Lydia sat back in the chair. “I know. There should be no complaint. We want for nothing.”

“But you seem to have one.”

An awkward silence followed. I had gone where I should not have. “Don’t pay me any mind,” I said trying to go back. “We all have—”

“No, you’re right,” said Lydia, interrupting. “But it’s not the trees. It’s not. It’s just … ” Her eyes went to the floor, and her voice went there also. “I don’t think I’ve ever seen my father make my mother laugh. I’ve often wondered how it was that they married.”

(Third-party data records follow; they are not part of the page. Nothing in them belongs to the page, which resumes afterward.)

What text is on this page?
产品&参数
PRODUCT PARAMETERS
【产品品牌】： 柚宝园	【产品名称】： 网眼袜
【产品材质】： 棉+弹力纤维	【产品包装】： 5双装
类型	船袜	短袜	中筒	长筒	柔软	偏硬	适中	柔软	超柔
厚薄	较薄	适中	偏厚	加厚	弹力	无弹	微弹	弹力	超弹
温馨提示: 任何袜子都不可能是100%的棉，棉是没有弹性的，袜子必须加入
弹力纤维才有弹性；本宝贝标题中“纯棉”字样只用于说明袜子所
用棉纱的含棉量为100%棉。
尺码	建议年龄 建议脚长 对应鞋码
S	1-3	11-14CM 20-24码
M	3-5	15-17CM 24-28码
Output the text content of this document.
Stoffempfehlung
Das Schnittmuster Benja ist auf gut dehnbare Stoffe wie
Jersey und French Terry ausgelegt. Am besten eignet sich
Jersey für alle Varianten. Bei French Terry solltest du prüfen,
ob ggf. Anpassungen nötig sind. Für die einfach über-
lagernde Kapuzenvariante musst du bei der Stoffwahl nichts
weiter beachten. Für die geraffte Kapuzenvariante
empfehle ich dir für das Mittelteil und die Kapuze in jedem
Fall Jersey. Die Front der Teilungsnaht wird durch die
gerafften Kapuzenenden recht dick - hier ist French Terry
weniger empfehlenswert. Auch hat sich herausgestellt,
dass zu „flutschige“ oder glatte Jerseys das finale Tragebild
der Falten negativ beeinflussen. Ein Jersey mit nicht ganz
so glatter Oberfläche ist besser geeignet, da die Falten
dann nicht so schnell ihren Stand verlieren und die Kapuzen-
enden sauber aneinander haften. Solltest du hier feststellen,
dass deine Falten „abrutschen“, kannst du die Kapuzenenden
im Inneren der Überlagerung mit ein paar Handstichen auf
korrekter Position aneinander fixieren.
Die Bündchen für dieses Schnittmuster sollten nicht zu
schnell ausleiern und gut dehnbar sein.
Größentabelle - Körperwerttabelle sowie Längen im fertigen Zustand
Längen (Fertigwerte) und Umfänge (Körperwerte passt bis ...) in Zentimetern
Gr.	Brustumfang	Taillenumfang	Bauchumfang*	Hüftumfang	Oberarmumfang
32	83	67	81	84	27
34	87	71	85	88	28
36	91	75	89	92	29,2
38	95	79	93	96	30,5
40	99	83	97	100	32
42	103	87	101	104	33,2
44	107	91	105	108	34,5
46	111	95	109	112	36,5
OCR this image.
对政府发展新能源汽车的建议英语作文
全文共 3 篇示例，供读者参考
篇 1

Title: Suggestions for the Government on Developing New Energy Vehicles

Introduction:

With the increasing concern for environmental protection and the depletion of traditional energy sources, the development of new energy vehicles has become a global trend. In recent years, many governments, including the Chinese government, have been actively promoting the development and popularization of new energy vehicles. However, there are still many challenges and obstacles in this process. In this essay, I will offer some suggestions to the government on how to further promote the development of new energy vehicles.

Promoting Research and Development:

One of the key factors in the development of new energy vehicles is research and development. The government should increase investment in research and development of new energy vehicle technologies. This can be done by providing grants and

“Oh, I’m certain they have attachments,” I said, trying now to fluff the pillow. “The simplest of reasons are sometimes the hardest to see.” I had just mimicked my Aunt Bertha who used to say vacant things like that when I was a girl. Lydia didn’t like it any more than I had.

“Then tell me, Professor,” she asked, “what are your simple reasons—the ones that brought you to Honesdale?”

My thoughts ran about like ants while I did my best to look composed. “Well, if you must know, Miss Watson, I came here, because I was told that Honesdale was a place of unrealized social aspiration.”

“Oh, my,” said Lydia, her hands meeting in a gleeful clap. “Are you here to fulfill that aspiration or frustrate it?”

I held back a smile. “At the moment, Miss Watson, I’m more concerned with what might be said if no music is heard from here.” And with that, I began to play the violin, so that someone passing might hear music, as though a lesson were being taught. First I played my part, then hers, that of a student who is learning and none too well. I played so badly that Lydia brought her hand to her mouth to keep from laughing.

“This is the best lesson so far,” she declared as I put the violin down.

“Yes,” I agreed. “You’ve played not a note, and if it goes on like this, I won’t accept payment.”

“Well, I can’t bring the quarter back and keep coming. What would you have me do with it?”

I thought for a moment, playing her game. “You go to church on Sunday?”

“Yes, of course. It’s boring. I hate it.”

“I’m sorry to hear that. But since you’ll be there anyway, just slip it in the plate.”

Lydia smiled as she considered the plan. Then she shook her head. “No, Professor Lobdell. I think it would be best if I gave you the quarter and learned to play my own bad notes.”